Hanwha Solar invested $14 million in the 30,000-sq.-ft. (2,787-sq.-m.) facility, which was built with room for expansion in mind. The company will employ 30 at the R&D center, in addition to the 47 people it employs across the U.S. Hanwha Solar has invested $50 million in the U.S. over the previous two years, broadening its local presence and gaining access to advanced solar technology through strategic partnerships with businesses like OneRoof Energy, Crystal Solar, Solar Monkey and 1366 Technologies.
Recycling Roundup
California and its cities have some of the toughest recycling laws in the nation, so it’s no surprise the state is home to some of the largest recycling facilities, two of which have opened this year.

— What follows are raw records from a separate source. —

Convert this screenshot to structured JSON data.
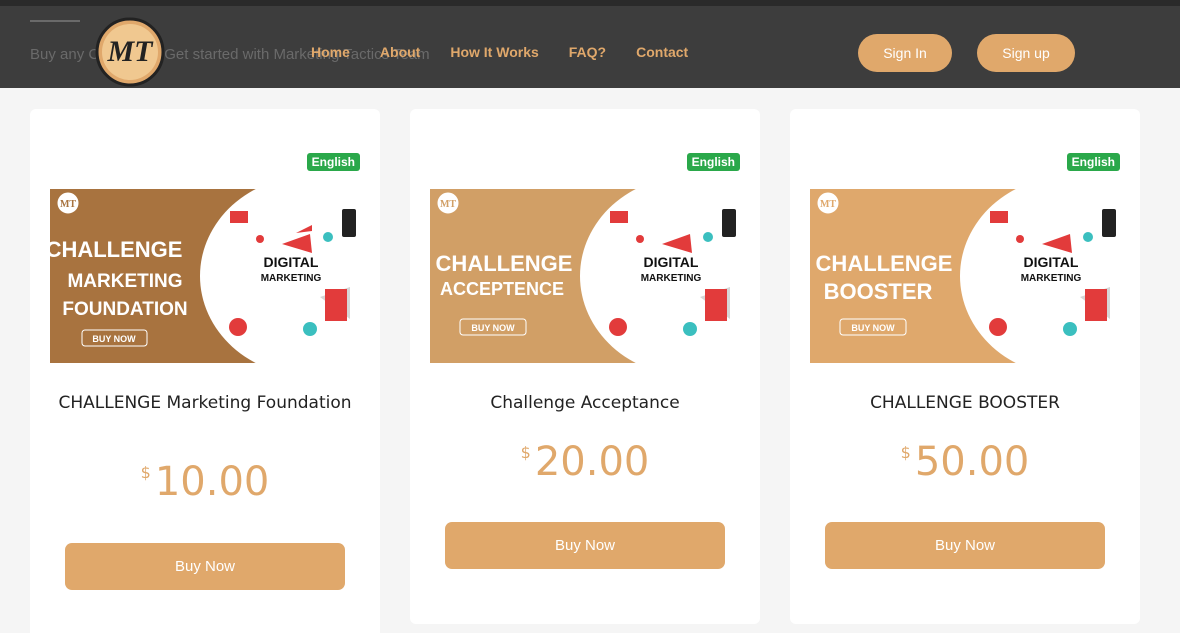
{
  "header": {
    "behind_text": "Buy any Challenge. Get started with Marketing Tactics Team",
    "logo_text": "MT",
    "nav": [
      "Home",
      "About",
      "How It Works",
      "FAQ?",
      "Contact"
    ],
    "sign_in": "Sign In",
    "sign_up": "Sign up"
  },
  "colors": {
    "accent": "#e0a86b",
    "header_bg": "#3d3d3d",
    "badge_green": "#2aa84a"
  },
  "cards": [
    {
      "badge": "English",
      "banner_lines": [
        "CHALLENGE",
        "MARKETING",
        "FOUNDATION"
      ],
      "banner_cta": "BUY NOW",
      "banner_right": [
        "DIGITAL",
        "MARKETING"
      ],
      "title": "CHALLENGE Marketing Foundation",
      "currency": "$",
      "price": "10.00",
      "button": "Buy Now"
    },
    {
      "badge": "English",
      "banner_lines": [
        "CHALLENGE",
        "ACCEPTENCE"
      ],
      "banner_cta": "BUY NOW",
      "banner_right": [
        "DIGITAL",
        "MARKETING"
      ],
      "title": "Challenge Acceptance",
      "currency": "$",
      "price": "20.00",
      "button": "Buy Now"
    },
    {
      "badge": "English",
      "banner_lines": [
        "CHALLENGE",
        "BOOSTER"
      ],
      "banner_cta": "BUY NOW",
      "banner_right": [
        "DIGITAL",
        "MARKETING"
      ],
      "title": "CHALLENGE BOOSTER",
      "currency": "$",
      "price": "50.00",
      "button": "Buy Now"
    }
  ]
}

Republic Services opened what it bills as the world’s largest recycling operation on Aug. 9 in Milpitas. The facility can process up to 110 tons per hour of multiple waste streams. It will process all of the commercial waste generated by businesses in San Jose. The system was installed at the company’s Newby Island Resource Recovery Park.
Bottle-grade raw material producer carbonLite opened a 220,000-sq.-ft. (20,438-sq.-m.) plastics recycling plant in Riverside. The facility will process more than 2 billion plastic PET bottles annually from the state’s recycling programs. Previously, most plastic bottles collected in California were exported to China and converted into polyester fiber, according to carbonLite officials. The company plans a second phase in 2013 that will double its capacity.